A Lei da IA (AI Act) posiciona Bruxelas como um legislador mundial, mas a adoção e o investimento em IA continuam a ser baixos. Poderá a Europa colmatar o fosso que a separa dos EUA e da China? Assista ao vídeo.
A Europa quer ser líder mundial em matéria de inteligência artificial (IA), mas continua a ficar atrás dos Estados Unidos e da China.

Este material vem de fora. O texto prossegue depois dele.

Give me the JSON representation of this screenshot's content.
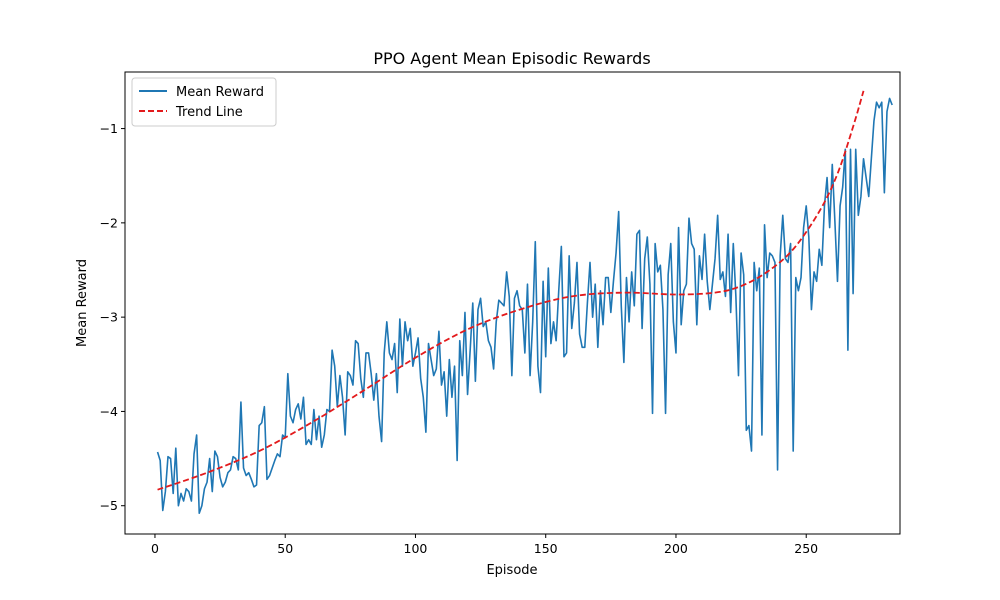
{
  "chart_data": {
    "type": "line",
    "title": "PPO Agent Mean Episodic Rewards",
    "xlabel": "Episode",
    "ylabel": "Mean Reward",
    "xlim": [
      -11.5,
      286
    ],
    "ylim": [
      -5.3,
      -0.4
    ],
    "xticks": [
      0,
      50,
      100,
      150,
      200,
      250
    ],
    "yticks": [
      -5,
      -4,
      -3,
      -2,
      -1
    ],
    "ytick_labels": [
      "−5",
      "−4",
      "−3",
      "−2",
      "−1"
    ],
    "xtick_labels": [
      "0",
      "50",
      "100",
      "150",
      "200",
      "250"
    ],
    "grid": false,
    "legend_position": "upper left",
    "colors": {
      "mean_reward": "#1f77b4",
      "trend_line": "#e31a1c"
    },
    "series": [
      {
        "name": "Mean Reward",
        "style": "solid",
        "x_start": 1,
        "x_step": 1,
        "y": [
          -4.43,
          -4.52,
          -5.05,
          -4.85,
          -4.48,
          -4.5,
          -4.87,
          -4.39,
          -5.0,
          -4.87,
          -4.95,
          -4.82,
          -4.85,
          -4.95,
          -4.45,
          -4.25,
          -5.08,
          -5.0,
          -4.82,
          -4.75,
          -4.5,
          -4.85,
          -4.42,
          -4.48,
          -4.7,
          -4.8,
          -4.75,
          -4.65,
          -4.62,
          -4.48,
          -4.5,
          -4.62,
          -3.9,
          -4.6,
          -4.68,
          -4.65,
          -4.72,
          -4.8,
          -4.78,
          -4.15,
          -4.12,
          -3.95,
          -4.72,
          -4.68,
          -4.6,
          -4.52,
          -4.45,
          -4.48,
          -4.25,
          -4.28,
          -3.6,
          -4.05,
          -4.12,
          -3.98,
          -3.92,
          -4.08,
          -3.85,
          -4.35,
          -4.3,
          -4.35,
          -3.98,
          -4.3,
          -4.05,
          -4.38,
          -4.25,
          -3.98,
          -4.0,
          -3.35,
          -3.52,
          -3.95,
          -3.62,
          -3.85,
          -4.25,
          -3.58,
          -3.62,
          -3.72,
          -3.25,
          -3.28,
          -3.65,
          -3.85,
          -3.38,
          -3.38,
          -3.6,
          -3.88,
          -3.6,
          -4.05,
          -4.32,
          -3.38,
          -3.05,
          -3.38,
          -3.45,
          -3.28,
          -3.8,
          -3.02,
          -3.52,
          -3.05,
          -3.25,
          -3.12,
          -3.52,
          -3.38,
          -3.22,
          -3.65,
          -3.85,
          -4.22,
          -3.28,
          -3.45,
          -3.62,
          -3.55,
          -3.15,
          -3.72,
          -3.58,
          -4.05,
          -3.45,
          -3.85,
          -3.52,
          -4.52,
          -3.25,
          -3.62,
          -2.95,
          -3.82,
          -3.35,
          -2.85,
          -3.68,
          -2.92,
          -2.8,
          -3.1,
          -3.05,
          -3.25,
          -3.32,
          -3.55,
          -3.05,
          -2.82,
          -2.85,
          -2.88,
          -2.52,
          -2.78,
          -3.62,
          -2.8,
          -2.72,
          -2.88,
          -2.92,
          -3.38,
          -2.65,
          -3.62,
          -3.05,
          -2.2,
          -3.52,
          -3.8,
          -2.62,
          -3.42,
          -2.48,
          -3.28,
          -3.05,
          -3.25,
          -2.72,
          -2.25,
          -3.42,
          -3.38,
          -2.35,
          -3.12,
          -2.85,
          -2.42,
          -3.18,
          -3.32,
          -3.32,
          -2.85,
          -2.42,
          -3.0,
          -2.65,
          -3.32,
          -2.72,
          -3.08,
          -2.58,
          -2.58,
          -2.95,
          -2.62,
          -2.32,
          -1.88,
          -2.88,
          -3.48,
          -2.58,
          -3.05,
          -2.52,
          -2.88,
          -2.12,
          -2.08,
          -3.12,
          -2.38,
          -2.15,
          -2.65,
          -4.02,
          -2.22,
          -2.52,
          -2.45,
          -2.92,
          -4.02,
          -2.55,
          -2.22,
          -3.05,
          -3.38,
          -2.05,
          -3.08,
          -2.72,
          -2.65,
          -1.95,
          -2.22,
          -2.28,
          -3.08,
          -2.35,
          -2.6,
          -2.12,
          -2.62,
          -2.92,
          -2.65,
          -2.38,
          -1.92,
          -2.6,
          -2.52,
          -2.78,
          -2.12,
          -2.95,
          -2.22,
          -2.78,
          -3.62,
          -2.32,
          -2.55,
          -4.2,
          -4.15,
          -4.42,
          -2.42,
          -2.72,
          -2.48,
          -4.25,
          -2.02,
          -2.58,
          -2.32,
          -2.35,
          -2.42,
          -4.62,
          -2.35,
          -1.92,
          -2.38,
          -2.42,
          -2.22,
          -4.42,
          -2.58,
          -2.72,
          -2.58,
          -2.05,
          -1.82,
          -2.15,
          -2.92,
          -2.52,
          -2.62,
          -2.28,
          -2.45,
          -1.82,
          -1.52,
          -2.05,
          -1.38,
          -1.98,
          -2.62,
          -1.82,
          -1.62,
          -1.22,
          -3.35,
          -1.22,
          -2.75,
          -1.22,
          -1.92,
          -1.72,
          -1.32,
          -1.52,
          -1.72,
          -1.32,
          -0.92,
          -0.72,
          -0.78,
          -0.72,
          -1.68,
          -0.82,
          -0.68,
          -0.75
        ]
      },
      {
        "name": "Trend Line",
        "style": "dashed",
        "x": [
          1,
          20,
          40,
          60,
          80,
          100,
          120,
          140,
          160,
          180,
          200,
          215,
          225,
          235,
          245,
          255,
          262,
          268,
          272
        ],
        "y": [
          -4.83,
          -4.65,
          -4.42,
          -4.12,
          -3.78,
          -3.43,
          -3.13,
          -2.92,
          -2.78,
          -2.74,
          -2.76,
          -2.74,
          -2.67,
          -2.52,
          -2.28,
          -1.88,
          -1.48,
          -0.98,
          -0.6
        ]
      }
    ]
  }
}
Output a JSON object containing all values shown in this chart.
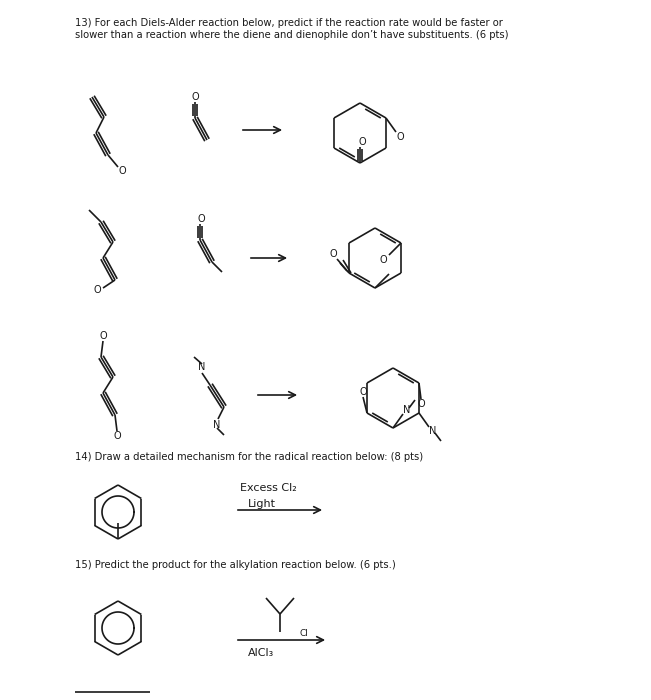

A UE introduziu a Lei da IA (AI Act) para estabelecer normas internacionais, mas a adoção e o investimento em IA nos Estados-membros continuam a ser limitados.
Poucas empresas europeias utilizam a IA, um número bem abaixo da meta da UE para 2030. Noutras regiões, o investimento em capital de risco ultrapassa o da Europa, pelo que as startups têm frequentemente dificuldade em crescer. A fragmentação dos mercados, a dependência de fornecedores externos de serviços de computação em nuvem e a migração de profissionais qualificados representam desafios adicionais.
Os líderes da UE esperam que uma regulamentação mais clara e um maior investimento aumentem a competitividade. Será que a abordagem da UE de colocar a regulamentação em primeiro lugar irá estimular a inovação e o crescimento, ou poderá deixar a Europa ainda mais para trás? Esta continua a ser a questão central.